In this groundbreaking study, Turner builds upon the current historiography about enslaved women by using the body as the basis for her theoretical framework. She not only explores the changing nature of how abolitionists, planters, and the enslaved perceived and represented women’s bodies, and how those perceptions and representations extended and legitimized colonial rule, but also how those ideas created tension and conflict between abolitionists and planters during the late eighteenth century and early nineteenth century. Although scholars have traditionally argued that planters imposed ameliorative reforms only when abolitionists succeeded in ending the trans-Atlantic trade, Turner shows that planter efforts at fostering higher birth rates on their estates began much earlier.
Turner makes clear from the start that his book is more than just a history of the changing nature of reproductive practices imposed by the state. Contested Bodies is a deeply intellectual history, but Turner’s arguments have roots that reach far into methodological models and theories from anthropology, material feminism, and gender studies. As a result, she succeeds in producing a highly interdisciplinary work that contributes to an already prolific historiography about enslaved women in the colonial Caribbean and relates to today’s current discourses concerning reproductive health. At its core, however, Contested Bodies is also a history of the ideas that reinforced and manipulated stereotypes, misconceptions, and preconceived gender roles. Turner deftly presents her arguments and research to show how the growing tensions between abolitionists, planters, and the state incorporated and co-opted enslaved women’s bodies as a tool for their various agendas.
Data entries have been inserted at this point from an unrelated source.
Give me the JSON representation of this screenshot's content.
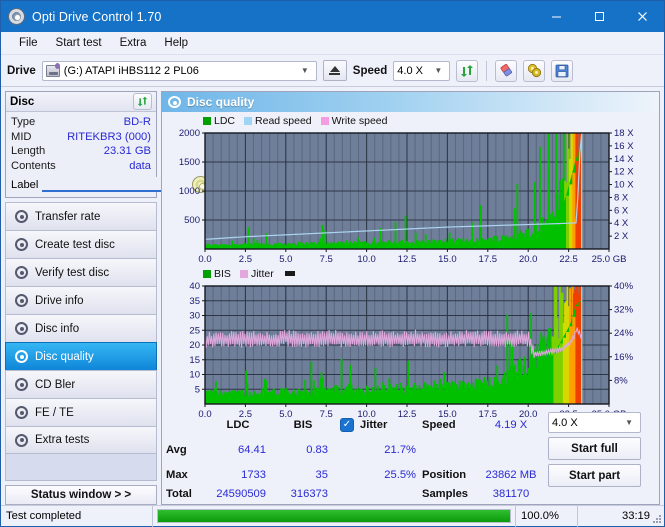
{
  "window": {
    "title": "Opti Drive Control 1.70",
    "icon": "disc-icon",
    "minimize": "minimize-icon",
    "maximize": "maximize-icon",
    "close": "close-icon"
  },
  "menu": {
    "items": [
      "File",
      "Start test",
      "Extra",
      "Help"
    ]
  },
  "toolbar": {
    "drive_label": "Drive",
    "drive_value": "(G:)  ATAPI iHBS112  2 PL06",
    "eject_icon": "eject-icon",
    "speed_label": "Speed",
    "speed_value": "4.0 X",
    "refresh_icon": "refresh-icon",
    "eraser_icon": "eraser-icon",
    "settings_icon": "gear-icon",
    "save_icon": "save-icon"
  },
  "disc_panel": {
    "header": "Disc",
    "refresh_icon": "refresh-icon",
    "rows": [
      {
        "key": "Type",
        "value": "BD-R"
      },
      {
        "key": "MID",
        "value": "RITEKBR3 (000)"
      },
      {
        "key": "Length",
        "value": "23.31 GB"
      },
      {
        "key": "Contents",
        "value": "data"
      }
    ],
    "label_key": "Label",
    "label_value": "",
    "label_placeholder": "",
    "disc_icon": "cd-icon"
  },
  "sidebar": {
    "items": [
      {
        "label": "Transfer rate",
        "icon": "disc-icon",
        "active": false
      },
      {
        "label": "Create test disc",
        "icon": "disc-icon",
        "active": false
      },
      {
        "label": "Verify test disc",
        "icon": "disc-icon",
        "active": false
      },
      {
        "label": "Drive info",
        "icon": "disc-icon",
        "active": false
      },
      {
        "label": "Disc info",
        "icon": "disc-icon",
        "active": false
      },
      {
        "label": "Disc quality",
        "icon": "disc-icon",
        "active": true
      },
      {
        "label": "CD Bler",
        "icon": "disc-icon",
        "active": false
      },
      {
        "label": "FE / TE",
        "icon": "disc-icon",
        "active": false
      },
      {
        "label": "Extra tests",
        "icon": "disc-icon",
        "active": false
      }
    ],
    "status_window_button": "Status window > >"
  },
  "main": {
    "header": "Disc quality",
    "header_icon": "disc-icon"
  },
  "stats": {
    "col_headers": [
      "LDC",
      "BIS"
    ],
    "rows": [
      {
        "label": "Avg",
        "ldc": "64.41",
        "bis": "0.83",
        "jitter": "21.7%"
      },
      {
        "label": "Max",
        "ldc": "1733",
        "bis": "35",
        "jitter": "25.5%"
      },
      {
        "label": "Total",
        "ldc": "24590509",
        "bis": "316373",
        "jitter": ""
      }
    ],
    "jitter_label": "Jitter",
    "jitter_checked": true,
    "jitter_check_icon": "check-icon",
    "speed_label": "Speed",
    "speed_value": "4.19 X",
    "position_label": "Position",
    "position_value": "23862 MB",
    "samples_label": "Samples",
    "samples_value": "381170",
    "speed_select": "4.0 X",
    "start_full_button": "Start full",
    "start_part_button": "Start part"
  },
  "statusbar": {
    "message": "Test completed",
    "percent_text": "100.0%",
    "percent_value": 100,
    "elapsed": "33:19",
    "resize_grip": "resize-grip-icon"
  },
  "colors": {
    "ldc_green": "#00c000",
    "read_speed_blue": "#aad4f0",
    "write_speed_pink": "#f59ce0",
    "bis_green": "#00c000",
    "jitter_pink": "#e0a8dc",
    "plot_bg": "#6f7e99",
    "grid": "#3a4558",
    "accent_blue": "#1572c6",
    "value_blue": "#2a2ad4"
  },
  "chart_data": [
    {
      "type": "area",
      "id": "disc-quality-ldc-chart",
      "title": "",
      "xlabel": "GB",
      "ylabel": "LDC",
      "xlim": [
        0,
        25.0
      ],
      "ylim": [
        0,
        2000
      ],
      "y2lim": [
        0,
        18
      ],
      "y2label": "X",
      "grid": true,
      "legend_position": "top-left",
      "xticks": [
        0.0,
        2.5,
        5.0,
        7.5,
        10.0,
        12.5,
        15.0,
        17.5,
        20.0,
        22.5,
        25.0
      ],
      "xticklabels": [
        "0.0",
        "2.5",
        "5.0",
        "7.5",
        "10.0",
        "12.5",
        "15.0",
        "17.5",
        "20.0",
        "22.5",
        "25.0 GB"
      ],
      "yticks": [
        500,
        1000,
        1500,
        2000
      ],
      "yticklabels": [
        "500",
        "1000",
        "1500",
        "2000"
      ],
      "y2ticks": [
        2,
        4,
        6,
        8,
        10,
        12,
        14,
        16,
        18
      ],
      "y2ticklabels": [
        "2 X",
        "4 X",
        "6 X",
        "8 X",
        "10 X",
        "12 X",
        "14 X",
        "16 X",
        "18 X"
      ],
      "series": [
        {
          "name": "LDC",
          "color": "#00c000",
          "kind": "area",
          "axis": "left",
          "x": [
            0.0,
            0.5,
            1.0,
            1.5,
            2.0,
            2.5,
            3.0,
            3.5,
            4.0,
            4.5,
            5.0,
            5.5,
            6.0,
            6.5,
            7.0,
            7.5,
            8.0,
            8.5,
            9.0,
            9.5,
            10.0,
            10.5,
            11.0,
            11.5,
            12.0,
            12.5,
            13.0,
            13.5,
            14.0,
            14.5,
            15.0,
            15.5,
            16.0,
            16.5,
            17.0,
            17.5,
            18.0,
            18.5,
            19.0,
            19.5,
            20.0,
            20.5,
            21.0,
            21.5,
            22.0,
            22.3,
            22.6,
            22.9,
            23.1,
            23.31
          ],
          "values": [
            40,
            45,
            48,
            45,
            50,
            48,
            52,
            50,
            55,
            52,
            58,
            55,
            60,
            58,
            62,
            60,
            65,
            62,
            68,
            65,
            70,
            68,
            72,
            70,
            75,
            72,
            78,
            75,
            82,
            80,
            85,
            88,
            92,
            95,
            100,
            108,
            118,
            130,
            145,
            165,
            195,
            240,
            310,
            420,
            640,
            880,
            1180,
            1500,
            1690,
            1733
          ]
        },
        {
          "name": "Read speed",
          "color": "#aad4f0",
          "kind": "line",
          "axis": "right",
          "x": [
            0.0,
            2.5,
            5.0,
            7.5,
            10.0,
            12.5,
            15.0,
            17.5,
            20.0,
            22.0,
            23.0,
            23.25,
            23.31
          ],
          "values": [
            1.5,
            1.9,
            2.2,
            2.5,
            2.8,
            3.1,
            3.4,
            3.6,
            3.8,
            3.95,
            4.05,
            17.9,
            17.9
          ]
        },
        {
          "name": "Write speed",
          "color": "#f59ce0",
          "kind": "line",
          "axis": "right",
          "x": [],
          "values": []
        }
      ]
    },
    {
      "type": "area",
      "id": "disc-quality-bis-chart",
      "title": "",
      "xlabel": "GB",
      "ylabel": "BIS",
      "xlim": [
        0,
        25.0
      ],
      "ylim": [
        0,
        40
      ],
      "y2lim": [
        0,
        40
      ],
      "y2label": "%",
      "grid": true,
      "legend_position": "top-left",
      "xticks": [
        0.0,
        2.5,
        5.0,
        7.5,
        10.0,
        12.5,
        15.0,
        17.5,
        20.0,
        22.5,
        25.0
      ],
      "xticklabels": [
        "0.0",
        "2.5",
        "5.0",
        "7.5",
        "10.0",
        "12.5",
        "15.0",
        "17.5",
        "20.0",
        "22.5",
        "25.0 GB"
      ],
      "yticks": [
        5,
        10,
        15,
        20,
        25,
        30,
        35,
        40
      ],
      "yticklabels": [
        "5",
        "10",
        "15",
        "20",
        "25",
        "30",
        "35",
        "40"
      ],
      "y2ticks": [
        8,
        16,
        24,
        32,
        40
      ],
      "y2ticklabels": [
        "8%",
        "16%",
        "24%",
        "32%",
        "40%"
      ],
      "series": [
        {
          "name": "BIS",
          "color": "#00c000",
          "kind": "area",
          "axis": "left",
          "x": [
            0.0,
            0.5,
            1.0,
            1.5,
            2.0,
            2.5,
            3.0,
            3.5,
            4.0,
            4.5,
            5.0,
            5.5,
            6.0,
            6.5,
            7.0,
            7.5,
            8.0,
            8.5,
            9.0,
            9.5,
            10.0,
            10.5,
            11.0,
            11.5,
            12.0,
            12.5,
            13.0,
            13.5,
            14.0,
            14.5,
            15.0,
            15.5,
            16.0,
            16.5,
            17.0,
            17.5,
            18.0,
            18.5,
            19.0,
            19.5,
            20.0,
            20.5,
            21.0,
            21.5,
            22.0,
            22.3,
            22.6,
            22.9,
            23.1,
            23.31
          ],
          "values": [
            2.0,
            2.1,
            2.2,
            2.0,
            2.3,
            2.1,
            2.4,
            2.2,
            2.5,
            2.3,
            2.6,
            2.4,
            2.7,
            2.5,
            2.8,
            2.6,
            2.9,
            2.7,
            3.0,
            2.8,
            3.1,
            2.9,
            3.2,
            3.0,
            3.3,
            3.1,
            3.4,
            3.2,
            3.6,
            3.4,
            3.7,
            3.9,
            4.1,
            4.3,
            4.6,
            5.0,
            5.5,
            6.1,
            6.8,
            7.8,
            9.0,
            11.0,
            13.5,
            16.5,
            21.0,
            24.0,
            27.0,
            33.0,
            34.5,
            35.0
          ]
        },
        {
          "name": "Jitter",
          "color": "#e0a8dc",
          "kind": "line",
          "axis": "right",
          "x": [
            0.0,
            1.0,
            2.0,
            3.0,
            4.0,
            5.0,
            6.0,
            7.0,
            8.0,
            9.0,
            10.0,
            11.0,
            12.0,
            13.0,
            14.0,
            15.0,
            16.0,
            17.0,
            18.0,
            19.0,
            20.0,
            20.4,
            21.0,
            21.5,
            22.0,
            22.5,
            22.8,
            23.0,
            23.2,
            23.31
          ],
          "values": [
            21.5,
            22.0,
            21.8,
            22.2,
            21.6,
            22.4,
            21.9,
            22.1,
            22.3,
            21.7,
            22.0,
            22.2,
            21.8,
            22.4,
            22.0,
            21.9,
            22.3,
            22.1,
            22.0,
            22.2,
            22.1,
            17.0,
            17.3,
            17.8,
            18.5,
            20.0,
            22.5,
            25.5,
            24.0,
            23.0
          ]
        }
      ]
    }
  ]
}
In the end, she shows that enslaved women’s [End Page 173] reproductive potential, as well as their maternal practices and their very role as mothers, became subject to political manipulation.
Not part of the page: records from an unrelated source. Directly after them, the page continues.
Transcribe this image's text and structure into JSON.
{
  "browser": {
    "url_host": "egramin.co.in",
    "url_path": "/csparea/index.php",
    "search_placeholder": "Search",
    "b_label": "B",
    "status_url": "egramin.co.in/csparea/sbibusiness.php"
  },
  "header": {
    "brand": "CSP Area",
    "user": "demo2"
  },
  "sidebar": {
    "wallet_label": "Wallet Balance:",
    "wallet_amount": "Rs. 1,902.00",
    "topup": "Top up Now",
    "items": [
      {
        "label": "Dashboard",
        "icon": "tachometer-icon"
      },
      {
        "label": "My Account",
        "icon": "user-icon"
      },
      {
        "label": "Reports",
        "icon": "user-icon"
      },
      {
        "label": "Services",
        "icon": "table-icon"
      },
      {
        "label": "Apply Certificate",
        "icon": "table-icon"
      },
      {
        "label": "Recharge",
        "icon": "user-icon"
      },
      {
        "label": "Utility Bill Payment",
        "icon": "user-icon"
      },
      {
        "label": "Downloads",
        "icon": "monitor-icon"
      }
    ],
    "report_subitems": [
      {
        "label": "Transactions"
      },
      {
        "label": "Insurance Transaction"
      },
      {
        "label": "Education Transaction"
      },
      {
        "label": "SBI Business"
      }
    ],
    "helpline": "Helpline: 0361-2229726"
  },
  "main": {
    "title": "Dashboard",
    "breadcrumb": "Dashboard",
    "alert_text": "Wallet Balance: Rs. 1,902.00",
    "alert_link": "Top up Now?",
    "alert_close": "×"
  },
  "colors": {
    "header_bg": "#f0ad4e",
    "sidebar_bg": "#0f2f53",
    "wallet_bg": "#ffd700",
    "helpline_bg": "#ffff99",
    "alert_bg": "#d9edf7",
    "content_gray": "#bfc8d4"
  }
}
Concurrently, Turner examines how enslaved women negotiated their own space during this period through specific maternal resistance efforts. Enslaved mothers rejected the restrictions placed upon their lactation and child-rearing practices, and they delayed reporting the birth of their children to have more time for bonding with them. They fought for home births and the presence of midwives and lay healers to protect and preserve community childbearing practices and continued to perform traditional bathing and cleansing rituals whenever possible. Enslaved women even employed time-honored methods of birth control and breastfeeding in an effort to maintain control over their bodies. Furthermore, Turner highlights the complexities of kinship networks within the enslaved community, calling attention to adoption and grandmother-headed households, as well as the continued presence of friends and family in the birthing room and home after birth. Neonatal care also became a battleground to protect traditional holistic practices and secure the health and material needs of newborns and children. Therefore, although much of the book focuses on the struggle between abolitionists and planters over enslaved women’s bodies, Turner is adamant to raise enslaved women’s voices to convey an idea of their agency.
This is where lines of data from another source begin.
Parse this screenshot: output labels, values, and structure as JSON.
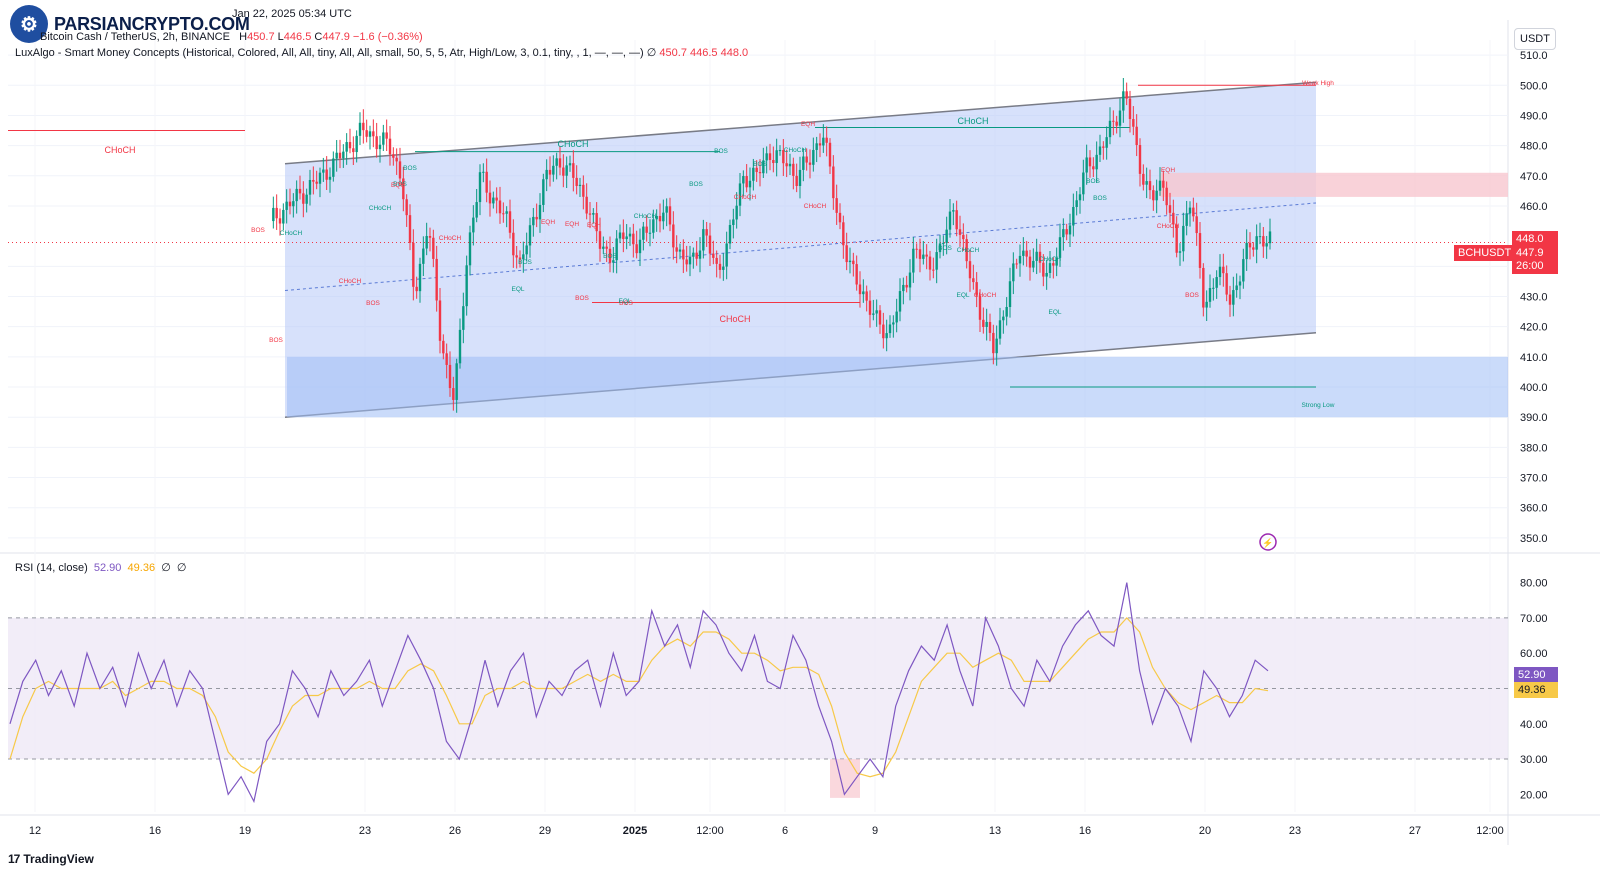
{
  "header": {
    "symbol_line": "Bitcoin Cash / TetherUS, 2h, BINANCE",
    "published": "Jan 22, 2025 05:34 UTC",
    "ohlc": {
      "h_label": "H",
      "h": "450.7",
      "l_label": "L",
      "l": "446.5",
      "c_label": "C",
      "c": "447.9",
      "change": "−1.6 (−0.36%)"
    },
    "indicator_line": "LuxAlgo - Smart Money Concepts (Historical, Colored, All, All, tiny, All, All, small, 50, 5, 5, Atr, High/Low, 3, 0.1, tiny, , 1, —, —, —)",
    "indicator_icon": "∅",
    "indicator_values": [
      "450.7",
      "446.5",
      "448.0"
    ]
  },
  "logo": {
    "text": "PARSIANCRYPTO.COM",
    "icon": "coins-logo-icon"
  },
  "currency_button": "USDT",
  "price_tags": {
    "top": "448.0",
    "symbol": "BCHUSDT",
    "last": "447.9",
    "countdown": "26:00"
  },
  "rsi_header": {
    "label": "RSI (14, close)",
    "rsi": "52.90",
    "ma": "49.36",
    "icons": [
      "∅",
      "∅"
    ]
  },
  "rsi_tags": {
    "rsi": "52.90",
    "ma": "49.36"
  },
  "brand": {
    "mark": "17",
    "text": "TradingView"
  },
  "colors": {
    "up": "#089981",
    "down": "#f23645",
    "channel_fill": "#b6c9f7",
    "rsi_line": "#7e57c2",
    "rsi_ma": "#f7c948",
    "rsi_band": "#ede7f6"
  },
  "chart_data": [
    {
      "type": "candlestick",
      "title": "",
      "ylim": [
        345,
        515
      ],
      "y_ticks": [
        350,
        360,
        370,
        380,
        390,
        400,
        410,
        420,
        430,
        440,
        460,
        470,
        480,
        490,
        500,
        510
      ],
      "y_tick_labels": [
        "350.0",
        "360.0",
        "370.0",
        "380.0",
        "390.0",
        "400.0",
        "410.0",
        "420.0",
        "430.0",
        "440.0",
        "460.0",
        "470.0",
        "480.0",
        "490.0",
        "500.0",
        "510.0"
      ],
      "x_tick_labels": [
        "12",
        "16",
        "19",
        "23",
        "26",
        "29",
        "2025",
        "12:00",
        "6",
        "9",
        "13",
        "16",
        "20",
        "23",
        "27",
        "12:00"
      ],
      "close_path": [
        [
          0,
          455
        ],
        [
          4,
          470
        ],
        [
          7,
          485
        ],
        [
          9,
          480
        ],
        [
          10,
          470
        ],
        [
          11,
          430
        ],
        [
          12,
          455
        ],
        [
          13,
          415
        ],
        [
          14,
          395
        ],
        [
          15,
          445
        ],
        [
          16,
          470
        ],
        [
          17,
          462
        ],
        [
          18,
          455
        ],
        [
          19,
          440
        ],
        [
          20,
          455
        ],
        [
          21,
          470
        ],
        [
          22,
          475
        ],
        [
          23,
          470
        ],
        [
          24,
          462
        ],
        [
          25,
          448
        ],
        [
          26,
          443
        ],
        [
          27,
          452
        ],
        [
          28,
          446
        ],
        [
          29,
          455
        ],
        [
          30,
          458
        ],
        [
          31,
          445
        ],
        [
          32,
          440
        ],
        [
          33,
          452
        ],
        [
          34,
          437
        ],
        [
          35,
          452
        ],
        [
          36,
          470
        ],
        [
          37,
          470
        ],
        [
          38,
          478
        ],
        [
          39,
          475
        ],
        [
          40,
          470
        ],
        [
          41,
          475
        ],
        [
          42,
          485
        ],
        [
          43,
          460
        ],
        [
          44,
          440
        ],
        [
          45,
          432
        ],
        [
          46,
          422
        ],
        [
          47,
          418
        ],
        [
          48,
          430
        ],
        [
          49,
          446
        ],
        [
          50,
          440
        ],
        [
          51,
          446
        ],
        [
          52,
          460
        ],
        [
          53,
          440
        ],
        [
          54,
          425
        ],
        [
          55,
          412
        ],
        [
          56,
          430
        ],
        [
          57,
          445
        ],
        [
          58,
          442
        ],
        [
          59,
          438
        ],
        [
          60,
          446
        ],
        [
          61,
          458
        ],
        [
          62,
          472
        ],
        [
          63,
          478
        ],
        [
          64,
          486
        ],
        [
          65,
          498
        ],
        [
          66,
          475
        ],
        [
          67,
          462
        ],
        [
          68,
          468
        ],
        [
          69,
          442
        ],
        [
          70,
          465
        ],
        [
          71,
          425
        ],
        [
          72,
          440
        ],
        [
          73,
          428
        ],
        [
          74,
          442
        ],
        [
          75,
          450
        ],
        [
          76,
          447.9
        ]
      ],
      "annotations": {
        "choch": [
          "CHoCH",
          "CHoCH",
          "CHoCH",
          "CHoCH",
          "CHoCH",
          "CHoCH",
          "CHoCH",
          "CHoCH",
          "CHoCH",
          "CHoCH",
          "CHoCH",
          "CHoCH",
          "CHoCH",
          "CHoCH",
          "CHoCH",
          "CHoCH"
        ],
        "bos": [
          "BOS",
          "BOS",
          "BOS",
          "BOS",
          "BOS",
          "BOS",
          "BOS",
          "BOS",
          "BOS",
          "BOS",
          "BOS",
          "BOS",
          "BOS",
          "BOS",
          "BOS",
          "BOS"
        ],
        "eqh": [
          "EQH",
          "EQH",
          "EQH",
          "EQH",
          "EQH",
          "EQH"
        ],
        "eql": [
          "EQL",
          "EQL",
          "EQL",
          "EQL"
        ],
        "levels": [
          "Weak High",
          "Strong Low"
        ]
      },
      "channel": {
        "upper": [
          [
            13.5,
            474
          ],
          [
            75,
            501
          ]
        ],
        "lower": [
          [
            13.5,
            390
          ],
          [
            75,
            418
          ]
        ]
      }
    },
    {
      "type": "line",
      "title": "",
      "ylim": [
        15,
        83
      ],
      "y_ticks": [
        20,
        30,
        40,
        50,
        60,
        70,
        80
      ],
      "y_tick_labels": [
        "20.00",
        "30.00",
        "40.00",
        "50.00",
        "60.00",
        "70.00",
        "80.00"
      ],
      "bands": {
        "upper": 70,
        "middle": 50,
        "lower": 30
      },
      "series": [
        {
          "name": "RSI",
          "values": [
            40,
            52,
            58,
            48,
            55,
            45,
            60,
            50,
            56,
            45,
            60,
            50,
            58,
            45,
            55,
            50,
            35,
            20,
            25,
            18,
            35,
            40,
            55,
            50,
            42,
            55,
            48,
            52,
            58,
            45,
            55,
            65,
            58,
            50,
            35,
            30,
            42,
            58,
            45,
            55,
            60,
            42,
            52,
            48,
            55,
            58,
            45,
            60,
            48,
            52,
            72,
            62,
            68,
            56,
            72,
            68,
            60,
            55,
            65,
            52,
            50,
            65,
            58,
            45,
            35,
            20,
            25,
            30,
            25,
            45,
            55,
            62,
            58,
            68,
            55,
            45,
            70,
            62,
            50,
            45,
            58,
            52,
            62,
            68,
            72,
            65,
            62,
            80,
            55,
            40,
            50,
            45,
            35,
            55,
            50,
            42,
            48,
            58,
            55
          ]
        },
        {
          "name": "MA",
          "values": [
            30,
            42,
            50,
            52,
            50,
            50,
            50,
            50,
            52,
            48,
            50,
            52,
            52,
            50,
            50,
            48,
            42,
            32,
            28,
            26,
            30,
            38,
            45,
            48,
            48,
            50,
            50,
            50,
            52,
            50,
            50,
            55,
            57,
            55,
            48,
            40,
            40,
            48,
            50,
            50,
            52,
            50,
            50,
            50,
            52,
            54,
            52,
            54,
            52,
            52,
            58,
            62,
            64,
            62,
            66,
            66,
            64,
            60,
            60,
            58,
            55,
            56,
            56,
            54,
            45,
            32,
            26,
            25,
            26,
            32,
            42,
            52,
            56,
            60,
            60,
            56,
            58,
            60,
            58,
            52,
            52,
            52,
            56,
            60,
            64,
            66,
            66,
            70,
            66,
            56,
            50,
            46,
            44,
            46,
            48,
            46,
            46,
            50,
            49.36
          ]
        }
      ]
    }
  ]
}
Contested Bodies succeeds in bringing together a number of competing historiographical trends. As a result, it offers a comprehensive picture of enslaved women’s experiences. That said, the book is not just another monograph about Jamaican slavery or abolitionism. Instead, Turner presents a profound dialogue about the conflicting role that women’s bodies played in the various agendas of the period. Her arguments find compelling support in impressive, carefully detailed archival research conducted in the libraries of four different countries, making Contested Bodies an authoritative analysis that reframes the field.